O caso da Micronésia pode vir a ser o primeiro processo judicial de um país contra outro tendo o aumento da temperatura da Terra como pano de fundo. No momento, é verdade, não há nenhum processo tramitando em nenhuma Corte, e a
iniciativa não tem arquitetura legal formal. Mas trata-se de um punhado de ilhas do Pacífico interferindo nos planos de uma empresa de um país europeu, o que não é nada usual. A Micronésia questionou a decisão da companhia de
energia tcheca CEZ de planejar reformas nas instalações de uma térmica movida a carvão marrom, o tipo que contém o mais alto teor de carbono.
A atitude abriu uma brecha: ambientalistas que representam a Micronésia estão participando do processo de estudo dos impactos ambientais (o EIA) do projeto da CEZ.
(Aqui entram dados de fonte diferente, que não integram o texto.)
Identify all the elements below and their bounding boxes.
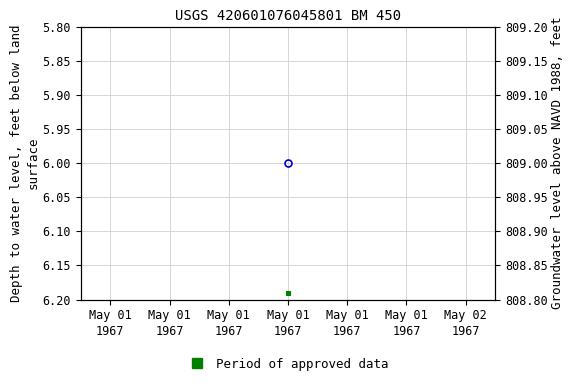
Title: USGS 420601076045801 BM 450: USGS 420601076045801 BM 450 (175, 9, 401, 23)
Legend: Period of approved data: Period of approved data (183, 353, 393, 376)
Y-axis label: Depth to water level, feet below land
surface: Depth to water level, feet below land su… (10, 25, 40, 302)
Y-axis label: Groundwater level above NAVD 1988, feet: Groundwater level above NAVD 1988, feet (551, 17, 563, 310)
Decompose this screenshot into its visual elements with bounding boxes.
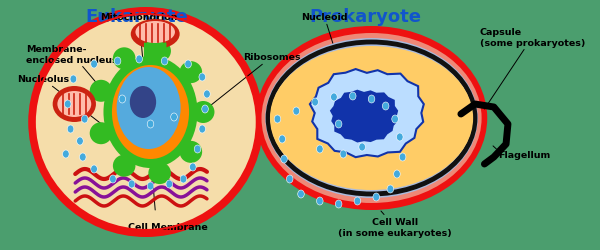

A ação dos habitantes de Kivalina mirou grupos como a Chevron e a BP America, entre outros pesos-pesados do petróleo e carvão. Em 2008 o processo deu entrada na Califórnia, onde muitas das companhias acusadas têm sede. O argumento dos advogados desse povoado do Alasca relaciona a produção dessas empresas, a emissão de gases-estufa, o aumento da temperatura da Terra e a falta da camada de gelo no mar próximo à costa de Kivalina. Sem o gelo, o
lugar onde vive a comunidade vem sofrendo erosão acelerada, e os habitantes estão mais ameaçados pelas grandes ondas e tormentas. Terão que se mudar e querem indenização. Procuram colocar uma lupa local em um fenômeno mundial.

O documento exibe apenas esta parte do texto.